星降る森の小さな約束
水月 りか
プロローグ
遠い昔、夜空に散りばめられた星々が地上に降り注ぐ森がありました。
その森は「星降る森」と呼ばれ、人々からは神秘の地とされています。
伝説によれば、森の中心にある「星の泉」は、訪れる者の願いを叶えると言われています。
しかし、泉の力は森全体を支える命そのものであり、無闇に触れることは森を枯らす危険を孕んでいました。
そのため、森の精霊たちは厳しい掟を守り、泉の力を外界から隠してきたのです。
森の近くに住む少女リリィは、そんな伝説を聞かされて育ちました。
リリィは幼い頃に両親を失い、村の外れの小屋で一人静かに暮らしています。
村人たちはそんな彼女を不思議な目で見ていました。
理由は簡単です――リリィは幼い頃から星降る森の中に迷い込んでは、不思議な出来事を体験していたからです。
「森は危険だから近づいてはいけない」
村人たちが何度も警告しても、リリィは森に足を踏み入れるのをやめませんでした。
星のように輝く蛍や、風に揺れる光る木々――森は彼女にとって唯一の安らぎの場所だったのです。

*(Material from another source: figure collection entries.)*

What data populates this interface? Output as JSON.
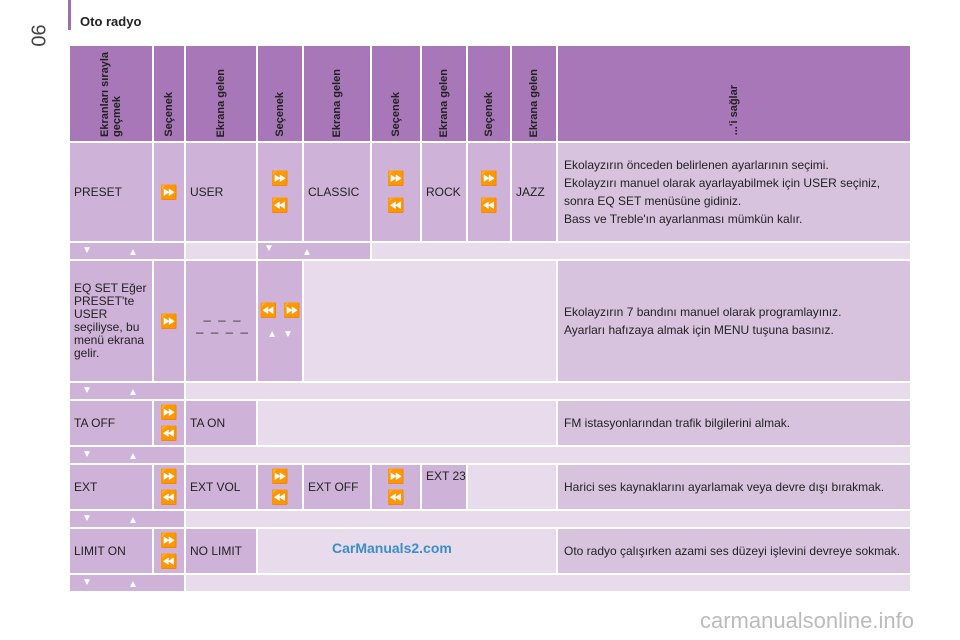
{
  "page": {
    "number": "90",
    "section_title": "Oto radyo"
  },
  "headers": [
    "Ekranları sırayla geçmek",
    "Seçenek",
    "Ekrana gelen",
    "Seçenek",
    "Ekrana gelen",
    "Seçenek",
    "Ekrana gelen",
    "Seçenek",
    "Ekrana gelen",
    "...'i sağlar"
  ],
  "rows": {
    "preset": {
      "label": "PRESET",
      "v1": "USER",
      "v2": "CLASSIC",
      "v3": "ROCK",
      "v4": "JAZZ",
      "desc": [
        "Ekolayzırın önceden belirlenen ayarlarının seçimi.",
        "Ekolayzırı manuel olarak ayarlayabilmek için USER seçiniz, sonra EQ SET menüsüne gidiniz.",
        "Bass ve Treble'ın ayarlanması mümkün kalır."
      ]
    },
    "eqset": {
      "label": "EQ SET Eğer PRESET'te USER seçiliyse, bu menü ekrana gelir.",
      "v1": "_ _ _",
      "v1b": "_ _ _ _",
      "desc": [
        "Ekolayzırın 7 bandını manuel olarak programlayınız.",
        "Ayarları hafızaya almak için MENU tuşuna basınız."
      ]
    },
    "ta": {
      "label": "TA OFF",
      "v1": "TA ON",
      "desc": "FM istasyonlarından trafik bilgilerini almak."
    },
    "ext": {
      "label": "EXT",
      "v1": "EXT VOL",
      "v2": "EXT OFF",
      "v3": "EXT 23",
      "desc": "Harici ses kaynaklarını ayarlamak veya devre dışı bırakmak."
    },
    "limit": {
      "label": "LIMIT ON",
      "v1": "NO LIMIT",
      "desc": "Oto radyo çalışırken azami ses düzeyi işlevini devreye sokmak."
    }
  },
  "icons": {
    "next": "fast-forward-icon",
    "prev": "rewind-icon",
    "down": "down-triangle-icon",
    "up": "up-triangle-icon"
  },
  "watermarks": {
    "center": "CarManuals2.com",
    "footer": "carmanualsonline.info"
  },
  "colors": {
    "header": "#a877b8",
    "cell": "#cfb2d8",
    "light": "#e8dbeb"
  }
}
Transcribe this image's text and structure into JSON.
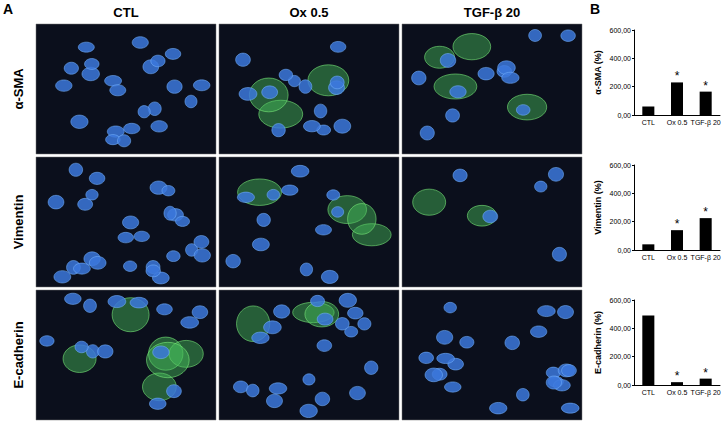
{
  "panel_a": {
    "label": "A",
    "columns": [
      "CTL",
      "Ox 0.5",
      "TGF-β 20"
    ],
    "rows": [
      "α-SMA",
      "Vimentin",
      "E-cadherin"
    ]
  },
  "panel_b_label": "B",
  "chart_data": [
    {
      "type": "bar",
      "ylabel": "α-SMA (%)",
      "categories": [
        "CTL",
        "Ox 0.5",
        "TGF-β 20"
      ],
      "values": [
        60,
        230,
        165
      ],
      "color": "#000000",
      "ylim": [
        0,
        600
      ],
      "yticks": [
        {
          "value": 0,
          "label": "0,00"
        },
        {
          "value": 200,
          "label": "200,00"
        },
        {
          "value": 400,
          "label": "400,00"
        },
        {
          "value": 600,
          "label": "600,00"
        }
      ],
      "annotations": [
        {
          "category": "Ox 0.5",
          "text": "*"
        },
        {
          "category": "TGF-β 20",
          "text": "*"
        }
      ],
      "grid": false
    },
    {
      "type": "bar",
      "ylabel": "Vimentin (%)",
      "categories": [
        "CTL",
        "Ox 0.5",
        "TGF-β 20"
      ],
      "values": [
        40,
        140,
        225
      ],
      "color": "#000000",
      "ylim": [
        0,
        600
      ],
      "yticks": [
        {
          "value": 0,
          "label": "0,00"
        },
        {
          "value": 200,
          "label": "200,00"
        },
        {
          "value": 400,
          "label": "400,00"
        },
        {
          "value": 600,
          "label": "600,00"
        }
      ],
      "annotations": [
        {
          "category": "Ox 0.5",
          "text": "*"
        },
        {
          "category": "TGF-β 20",
          "text": "*"
        }
      ],
      "grid": false
    },
    {
      "type": "bar",
      "ylabel": "E-cadherin (%)",
      "categories": [
        "CTL",
        "Ox 0.5",
        "TGF-β 20"
      ],
      "values": [
        490,
        20,
        45
      ],
      "color": "#000000",
      "ylim": [
        0,
        600
      ],
      "yticks": [
        {
          "value": 0,
          "label": "0,00"
        },
        {
          "value": 200,
          "label": "200,00"
        },
        {
          "value": 400,
          "label": "400,00"
        },
        {
          "value": 600,
          "label": "600,00"
        }
      ],
      "annotations": [
        {
          "category": "Ox 0.5",
          "text": "*"
        },
        {
          "category": "TGF-β 20",
          "text": "*"
        }
      ],
      "grid": false
    }
  ]
}
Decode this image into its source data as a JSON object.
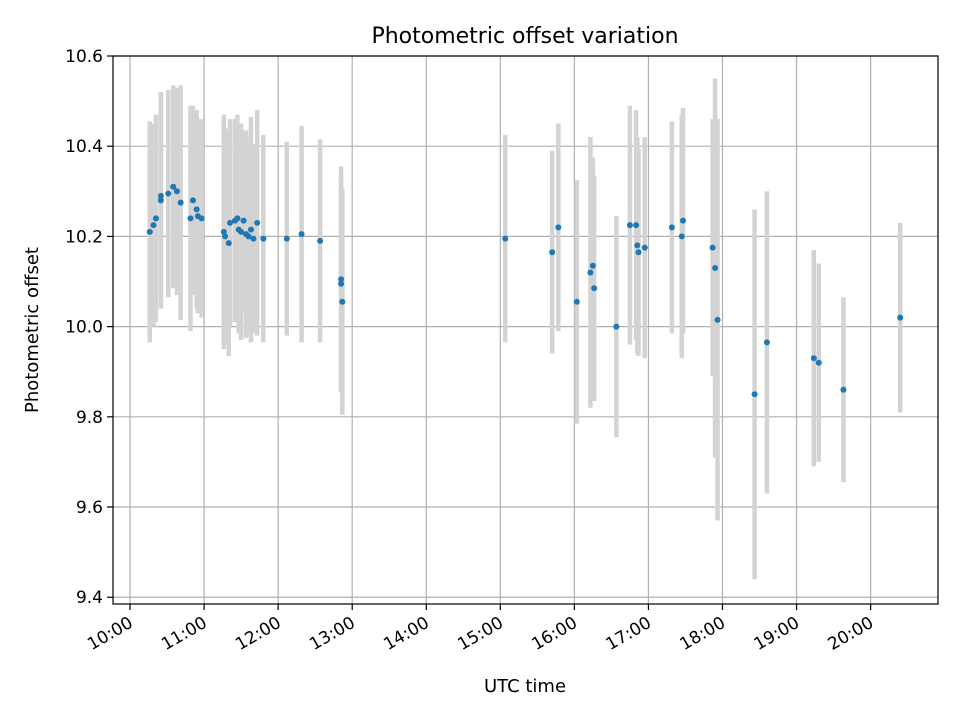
{
  "chart_data": {
    "type": "scatter",
    "title": "Photometric offset variation",
    "xlabel": "UTC time",
    "ylabel": "Photometric offset",
    "x_range_hours": [
      9.77,
      20.91
    ],
    "ylim": [
      9.385,
      10.6
    ],
    "x_ticks": [
      "10:00",
      "11:00",
      "12:00",
      "13:00",
      "14:00",
      "15:00",
      "16:00",
      "17:00",
      "18:00",
      "19:00",
      "20:00"
    ],
    "y_ticks": [
      "9.4",
      "9.6",
      "9.8",
      "10.0",
      "10.2",
      "10.4",
      "10.6"
    ],
    "grid": true,
    "colors": {
      "point": "#1f77b4",
      "errorbar": "#d3d3d3",
      "grid": "#b0b0b0"
    },
    "points": [
      [
        "10:16",
        10.21,
        0.245
      ],
      [
        "10:19",
        10.225,
        0.225
      ],
      [
        "10:21",
        10.24,
        0.23
      ],
      [
        "10:25",
        10.29,
        0.23
      ],
      [
        "10:25",
        10.28,
        0.24
      ],
      [
        "10:31",
        10.295,
        0.23
      ],
      [
        "10:35",
        10.31,
        0.225
      ],
      [
        "10:38",
        10.3,
        0.23
      ],
      [
        "10:41",
        10.275,
        0.26
      ],
      [
        "10:49",
        10.24,
        0.25
      ],
      [
        "10:51",
        10.28,
        0.21
      ],
      [
        "10:54",
        10.26,
        0.22
      ],
      [
        "10:55",
        10.245,
        0.215
      ],
      [
        "10:58",
        10.24,
        0.22
      ],
      [
        "11:16",
        10.21,
        0.26
      ],
      [
        "11:17",
        10.2,
        0.24
      ],
      [
        "11:20",
        10.185,
        0.25
      ],
      [
        "11:21",
        10.23,
        0.23
      ],
      [
        "11:25",
        10.235,
        0.225
      ],
      [
        "11:27",
        10.24,
        0.23
      ],
      [
        "11:28",
        10.215,
        0.23
      ],
      [
        "11:30",
        10.21,
        0.24
      ],
      [
        "11:32",
        10.235,
        0.2
      ],
      [
        "11:34",
        10.205,
        0.23
      ],
      [
        "11:36",
        10.2,
        0.22
      ],
      [
        "11:38",
        10.215,
        0.25
      ],
      [
        "11:40",
        10.195,
        0.21
      ],
      [
        "11:43",
        10.23,
        0.25
      ],
      [
        "11:48",
        10.195,
        0.23
      ],
      [
        "12:07",
        10.195,
        0.215
      ],
      [
        "12:19",
        10.205,
        0.24
      ],
      [
        "12:34",
        10.19,
        0.225
      ],
      [
        "12:51",
        10.105,
        0.25
      ],
      [
        "12:51",
        10.095,
        0.24
      ],
      [
        "12:52",
        10.055,
        0.25
      ],
      [
        "15:04",
        10.195,
        0.23
      ],
      [
        "15:42",
        10.165,
        0.225
      ],
      [
        "15:47",
        10.22,
        0.23
      ],
      [
        "16:02",
        10.055,
        0.27
      ],
      [
        "16:13",
        10.12,
        0.3
      ],
      [
        "16:15",
        10.135,
        0.24
      ],
      [
        "16:16",
        10.085,
        0.25
      ],
      [
        "16:34",
        10.0,
        0.245
      ],
      [
        "16:45",
        10.225,
        0.265
      ],
      [
        "16:50",
        10.225,
        0.255
      ],
      [
        "16:51",
        10.18,
        0.24
      ],
      [
        "16:52",
        10.165,
        0.23
      ],
      [
        "16:57",
        10.175,
        0.245
      ],
      [
        "17:19",
        10.22,
        0.235
      ],
      [
        "17:27",
        10.2,
        0.27
      ],
      [
        "17:28",
        10.235,
        0.25
      ],
      [
        "17:52",
        10.175,
        0.285
      ],
      [
        "17:54",
        10.13,
        0.42
      ],
      [
        "17:56",
        10.015,
        0.445
      ],
      [
        "18:26",
        9.85,
        0.41
      ],
      [
        "18:36",
        9.965,
        0.335
      ],
      [
        "19:14",
        9.93,
        0.24
      ],
      [
        "19:18",
        9.92,
        0.22
      ],
      [
        "19:38",
        9.86,
        0.205
      ],
      [
        "20:24",
        10.02,
        0.21
      ]
    ]
  }
}
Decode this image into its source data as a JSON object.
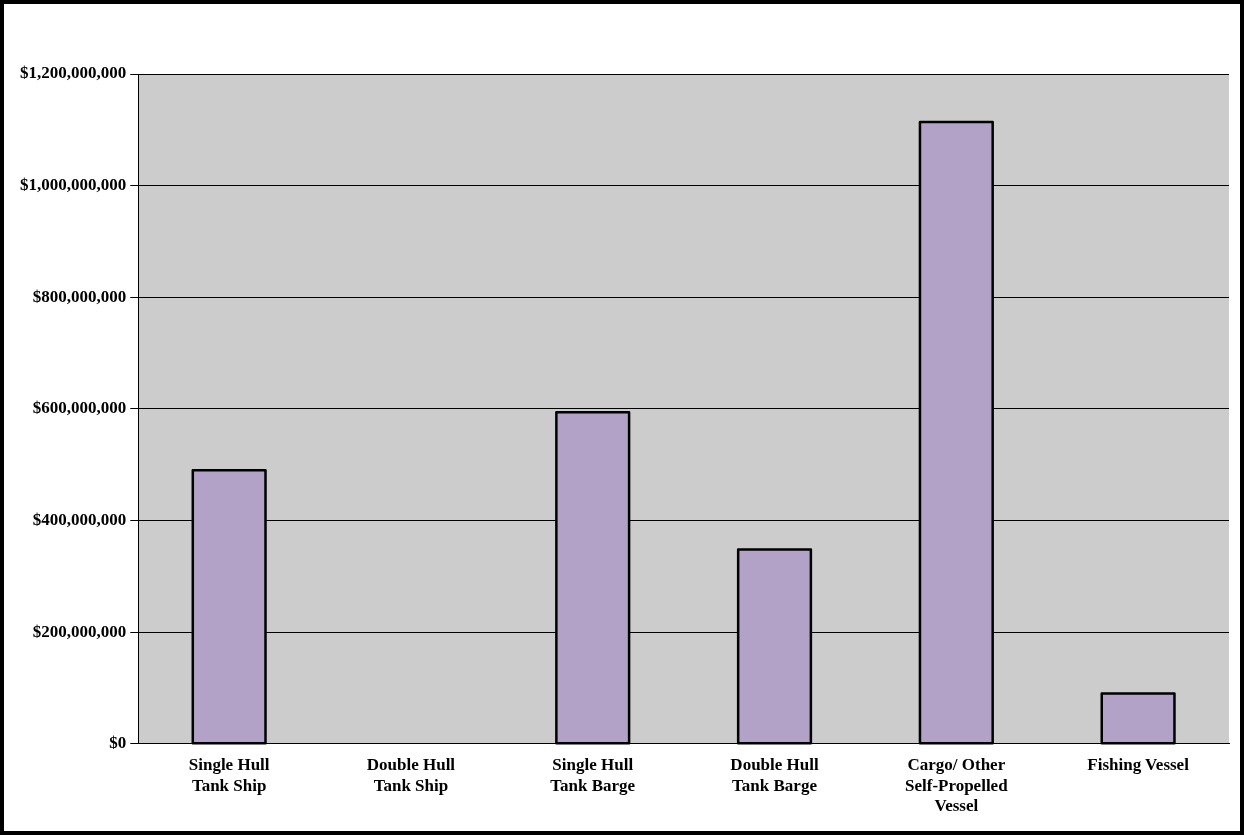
{
  "chart_data": {
    "type": "bar",
    "categories": [
      "Single Hull\nTank Ship",
      "Double Hull\nTank Ship",
      "Single Hull\nTank Barge",
      "Double Hull\nTank Barge",
      "Cargo/ Other\nSelf-Propelled\nVessel",
      "Fishing Vessel"
    ],
    "values": [
      490000000,
      0,
      594000000,
      348000000,
      1114000000,
      90000000
    ],
    "color": "#b3a2c7",
    "ylim": [
      0,
      1200000000
    ],
    "yticks": [
      {
        "value": 0,
        "label": "$0"
      },
      {
        "value": 200000000,
        "label": "$200,000,000"
      },
      {
        "value": 400000000,
        "label": "$400,000,000"
      },
      {
        "value": 600000000,
        "label": "$600,000,000"
      },
      {
        "value": 800000000,
        "label": "$800,000,000"
      },
      {
        "value": 1000000000,
        "label": "$1,000,000,000"
      },
      {
        "value": 1200000000,
        "label": "$1,200,000,000"
      }
    ],
    "grid": "y",
    "legend": false
  }
}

そして、何よりもリリィは星降る森に強い懐かしさを覚えていました。
それは、まだ幼い頃の記憶が原因でした。
――星降る夜、森の中で一人の少年と出会ったこと。
その少年は金色の髪と優しい瞳を持ち、リリィにこう言いました。
「君がここに来てくれて嬉しいよ。僕は君をずっと待っていたんだ。」
その言葉が何を意味するのか分からないまま、リリィは次第にその記憶を夢だと思い込むようになりました。
けれど、星降る夜になるたび、リリィはどこか心がざわつくのを感じます。
まるで、森の中で誰かが彼女を呼んでいるかのように……。
そんなある夜、いつもと違う強い光が森の奥から放たれました。
それはリリィが生まれて初めて見るほど美しい光……。
リリィは星空に誓うように小さくつぶやきました。
「もし本当に願いが叶うなら……あの日の少年にもう一度会いたい。」
その瞬間、星降る森の伝説が動き出すのでした。